I’ve been thinking about this a lot lately. Earlier this year as I watched the Winter Olympics, I found myself amazed by what these athletes are capable of accomplishing. Every four years we gather around our televisions and watch people do things most of us could never imagine doing. We see the medals, the podiums, and the celebrations. What we don’t see are the thousands of early mornings, the sacrifices, the setbacks, and the years of disciplined training that brought them there. Not one athlete drifted into the Olympics. Not one athlete drifted into a gold medal.

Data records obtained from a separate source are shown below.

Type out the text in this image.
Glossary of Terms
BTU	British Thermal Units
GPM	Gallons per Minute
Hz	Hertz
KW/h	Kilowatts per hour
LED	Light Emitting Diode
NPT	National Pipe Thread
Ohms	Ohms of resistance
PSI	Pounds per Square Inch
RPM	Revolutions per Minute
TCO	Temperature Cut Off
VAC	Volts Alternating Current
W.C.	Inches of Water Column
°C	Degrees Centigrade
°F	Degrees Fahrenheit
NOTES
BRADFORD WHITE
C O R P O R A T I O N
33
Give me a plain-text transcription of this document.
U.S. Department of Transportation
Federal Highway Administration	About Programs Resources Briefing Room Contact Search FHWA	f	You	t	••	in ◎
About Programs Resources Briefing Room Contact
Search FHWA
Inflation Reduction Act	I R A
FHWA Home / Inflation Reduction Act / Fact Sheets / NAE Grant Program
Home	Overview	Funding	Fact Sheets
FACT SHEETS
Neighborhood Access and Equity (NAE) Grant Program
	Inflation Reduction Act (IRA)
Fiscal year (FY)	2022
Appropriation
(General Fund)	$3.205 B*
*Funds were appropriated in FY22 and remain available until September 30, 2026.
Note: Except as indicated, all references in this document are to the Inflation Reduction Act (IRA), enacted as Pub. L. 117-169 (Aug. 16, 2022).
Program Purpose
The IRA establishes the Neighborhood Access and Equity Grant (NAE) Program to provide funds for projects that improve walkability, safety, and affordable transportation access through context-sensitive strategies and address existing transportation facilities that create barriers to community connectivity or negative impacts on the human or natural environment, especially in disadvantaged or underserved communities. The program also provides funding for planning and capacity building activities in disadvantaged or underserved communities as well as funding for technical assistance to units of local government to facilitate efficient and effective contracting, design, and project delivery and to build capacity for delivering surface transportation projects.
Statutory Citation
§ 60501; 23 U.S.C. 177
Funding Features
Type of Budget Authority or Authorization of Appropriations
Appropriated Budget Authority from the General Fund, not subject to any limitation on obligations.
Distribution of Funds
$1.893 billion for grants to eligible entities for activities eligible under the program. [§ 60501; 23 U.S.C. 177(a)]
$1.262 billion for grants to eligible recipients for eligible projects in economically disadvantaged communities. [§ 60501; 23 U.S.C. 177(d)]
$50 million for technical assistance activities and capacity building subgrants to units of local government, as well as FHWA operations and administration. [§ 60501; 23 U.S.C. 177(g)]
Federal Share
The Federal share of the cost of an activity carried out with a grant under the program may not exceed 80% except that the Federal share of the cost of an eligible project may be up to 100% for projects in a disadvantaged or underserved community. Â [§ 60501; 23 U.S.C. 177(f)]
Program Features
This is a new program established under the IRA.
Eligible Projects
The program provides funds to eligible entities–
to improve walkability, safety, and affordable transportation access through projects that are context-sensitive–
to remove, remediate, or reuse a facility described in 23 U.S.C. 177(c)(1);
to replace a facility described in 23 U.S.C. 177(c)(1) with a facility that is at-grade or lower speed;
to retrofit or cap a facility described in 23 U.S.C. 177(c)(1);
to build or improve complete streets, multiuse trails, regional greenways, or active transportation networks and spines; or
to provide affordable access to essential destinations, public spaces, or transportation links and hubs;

Yes, they have talent. Yes, they have gifts. But talent alone doesn’t get you to the top. Talent without discipline eventually gets passed by someone willing to fight for what matters. The same principle applies to every area of life. Great marriages don’t drift into existence. Strong faith doesn’t drift into existence. Meaningful leadership doesn’t drift into existence. A life of purpose doesn’t drift into existence.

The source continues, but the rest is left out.